Susan Beauchemin said...

Some things I remember about Lela: She was always looking for her cats--she was afraid of the rain, and would come to the door asking Mom if she thought it would ever stop--she told us she dyed her hair with tea. Burt is a very faint memory, but once while passing,as they both sat there by the side of their house, Burt got up as if to chase us, that did it, I never went that close again!

Barbara tarbox said...

Dear Martha,
A very touching story.It seems most us can recall such a
Person in our younger lives Mine was a man named Sam,
Could have been your rag picker man.
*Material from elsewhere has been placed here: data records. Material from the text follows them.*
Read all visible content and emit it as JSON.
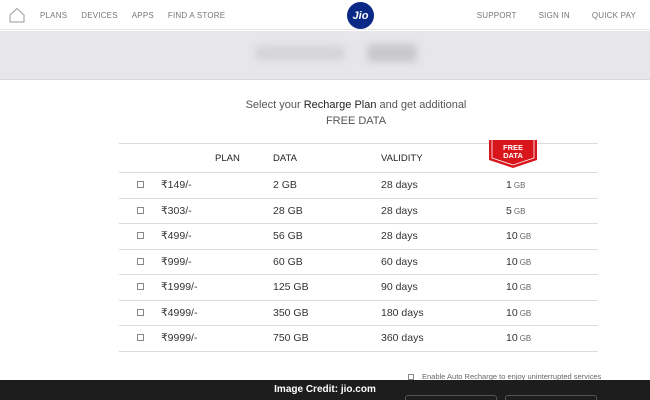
{
  "nav": {
    "left": [
      "PLANS",
      "DEVICES",
      "APPS",
      "FIND A STORE"
    ],
    "brand": "Jio",
    "right": [
      "SUPPORT",
      "SIGN IN",
      "QUICK PAY"
    ]
  },
  "headline": {
    "line1_pre": "Select your ",
    "line1_bold": "Recharge Plan",
    "line1_post": " and get additional",
    "line2": "FREE DATA"
  },
  "table": {
    "headers": {
      "plan": "PLAN",
      "data": "DATA",
      "validity": "VALIDITY",
      "free_data": [
        "FREE",
        "DATA"
      ]
    },
    "rows": [
      {
        "plan": "₹149/-",
        "data": "2 GB",
        "validity": "28 days",
        "free": "1",
        "unit": "GB"
      },
      {
        "plan": "₹303/-",
        "data": "28 GB",
        "validity": "28 days",
        "free": "5",
        "unit": "GB"
      },
      {
        "plan": "₹499/-",
        "data": "56 GB",
        "validity": "28 days",
        "free": "10",
        "unit": "GB"
      },
      {
        "plan": "₹999/-",
        "data": "60 GB",
        "validity": "60 days",
        "free": "10",
        "unit": "GB"
      },
      {
        "plan": "₹1999/-",
        "data": "125 GB",
        "validity": "90 days",
        "free": "10",
        "unit": "GB"
      },
      {
        "plan": "₹4999/-",
        "data": "350 GB",
        "validity": "180 days",
        "free": "10",
        "unit": "GB"
      },
      {
        "plan": "₹9999/-",
        "data": "750 GB",
        "validity": "360 days",
        "free": "10",
        "unit": "GB"
      }
    ]
  },
  "auto_recharge": "Enable Auto Recharge to enjoy uninterrupted services",
  "credit": "Image Credit: jio.com",
  "colors": {
    "brand": "#0a2885",
    "badge": "#d9151c",
    "band": "#e7e7e9",
    "credit_bar": "#1d1d1d"
  },
  "icons": [
    "home-icon",
    "checkbox-icon"
  ]
}
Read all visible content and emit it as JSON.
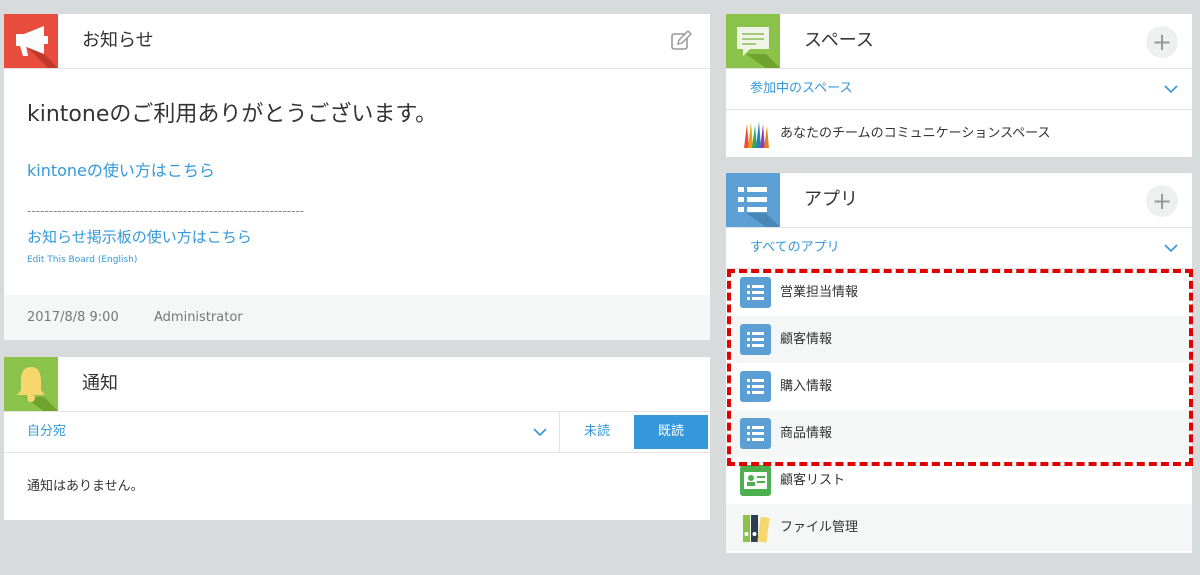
{
  "notice": {
    "title": "お知らせ",
    "message": "kintoneのご利用ありがとうございます。",
    "link_howto": "kintoneの使い方はこちら",
    "dashes": "----------------------------------------------------------------",
    "link_board_howto": "お知らせ掲示板の使い方はこちら",
    "link_board_en": "Edit This Board (English)",
    "footer_date": "2017/8/8 9:00",
    "footer_author": "Administrator"
  },
  "notifications": {
    "title": "通知",
    "filter": "自分宛",
    "tab_unread": "未読",
    "tab_read": "既読",
    "empty": "通知はありません。"
  },
  "spaces": {
    "title": "スペース",
    "plus": "+",
    "filter": "参加中のスペース",
    "items": [
      {
        "label": "あなたのチームのコミュニケーションスペース"
      }
    ]
  },
  "apps": {
    "title": "アプリ",
    "plus": "+",
    "filter": "すべてのアプリ",
    "items": [
      {
        "label": "営業担当情報"
      },
      {
        "label": "顧客情報"
      },
      {
        "label": "購入情報"
      },
      {
        "label": "商品情報"
      },
      {
        "label": "顧客リスト"
      },
      {
        "label": "ファイル管理"
      }
    ]
  },
  "colors": {
    "notice_icon": "#e74c3c",
    "notif_icon": "#8bc34a",
    "space_icon": "#8bc34a",
    "app_icon": "#5b9fd4",
    "link": "#3498db",
    "highlight": "#e00000"
  }
}
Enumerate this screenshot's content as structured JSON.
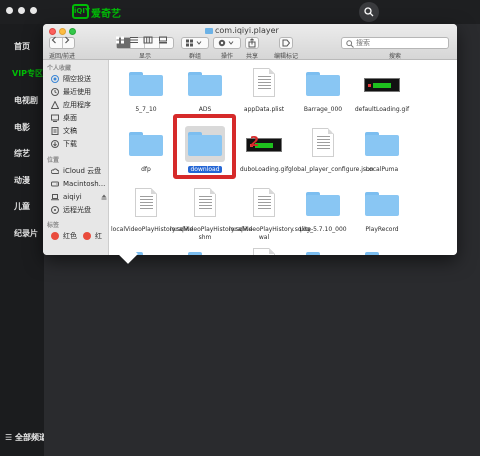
{
  "app": {
    "logo_mark": "iQIY",
    "logo_text": "爱奇艺",
    "nav": [
      "首页",
      "VIP专区",
      "电视剧",
      "电影",
      "综艺",
      "动漫",
      "儿童",
      "纪录片"
    ],
    "active_nav": "VIP专区",
    "all_channels": "☰ 全部频道",
    "accent": "#00be06"
  },
  "finder": {
    "title": "com.iqiyi.player",
    "toolbar": {
      "back_forward": "返回/前进",
      "view": "显示",
      "group": "群组",
      "action": "操作",
      "share": "共享",
      "tags": "编辑标记",
      "search": "搜索",
      "search_placeholder": "搜索"
    },
    "sidebar": {
      "favorites_header": "个人收藏",
      "favorites": [
        {
          "label": "隔空投送",
          "icon": "airdrop-icon"
        },
        {
          "label": "最近使用",
          "icon": "clock-icon"
        },
        {
          "label": "应用程序",
          "icon": "apps-icon"
        },
        {
          "label": "桌面",
          "icon": "desktop-icon"
        },
        {
          "label": "文稿",
          "icon": "document-icon"
        },
        {
          "label": "下载",
          "icon": "download-icon"
        }
      ],
      "locations_header": "位置",
      "locations": [
        {
          "label": "iCloud 云盘",
          "icon": "cloud-icon"
        },
        {
          "label": "Macintosh...",
          "icon": "disk-icon"
        },
        {
          "label": "aiqiyi",
          "icon": "laptop-icon"
        },
        {
          "label": "远程光盘",
          "icon": "disc-icon"
        }
      ],
      "tags_header": "标签",
      "tags": [
        {
          "label": "红色",
          "color": "#e94b3c"
        },
        {
          "label": "红",
          "color": "#e94b3c"
        }
      ]
    },
    "files": [
      {
        "name": "5_7_10",
        "kind": "folder"
      },
      {
        "name": "ADS",
        "kind": "folder"
      },
      {
        "name": "appData.plist",
        "kind": "doc"
      },
      {
        "name": "Barrage_000",
        "kind": "folder"
      },
      {
        "name": "defaultLoading.gif",
        "kind": "gif"
      },
      {
        "name": "dfp",
        "kind": "folder"
      },
      {
        "name": "download",
        "kind": "folder",
        "selected": true
      },
      {
        "name": "duboLoading.gif",
        "kind": "gif"
      },
      {
        "name": "global_player_configure.json",
        "kind": "doc"
      },
      {
        "name": "LocalPuma",
        "kind": "folder"
      },
      {
        "name": "localVideoPlayHistory.sqlite",
        "kind": "doc"
      },
      {
        "name": "localVideoPlayHistory.sqlite-shm",
        "kind": "doc"
      },
      {
        "name": "localVideoPlayHistory.sqlite-wal",
        "kind": "doc"
      },
      {
        "name": "Log_5.7.10_000",
        "kind": "folder"
      },
      {
        "name": "PlayRecord",
        "kind": "folder"
      },
      {
        "name": "",
        "kind": "folder"
      },
      {
        "name": "",
        "kind": "folder"
      },
      {
        "name": "",
        "kind": "doc"
      },
      {
        "name": "",
        "kind": "folder"
      },
      {
        "name": "",
        "kind": "folder"
      }
    ],
    "annotation_number": "2",
    "highlight_color": "#d62a2a"
  }
}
Sam roamed the
Streets of our small town, picking up odd bits and pieces.
My Dad pointed out his place to me once when we were
Driving somewhere. See that mountain over there, that's
Sam's place he said.It was a mountain of those bits and pieces. I guess, if you needed a spare part or wanted to
Replace an odd bit, Sam was your man. My DAd used to take him to the local dairy and buy him a banana split his favorite. I recall that Sam had cats and always
Smelled like grease and a kind of campfire smell.
I was too young to take it upon myself to befriend him,
But I was very curious, I'm happy to say that my father
Never uttered an unkind word about him but plenty of other people did.

smelled like grease and burning wood.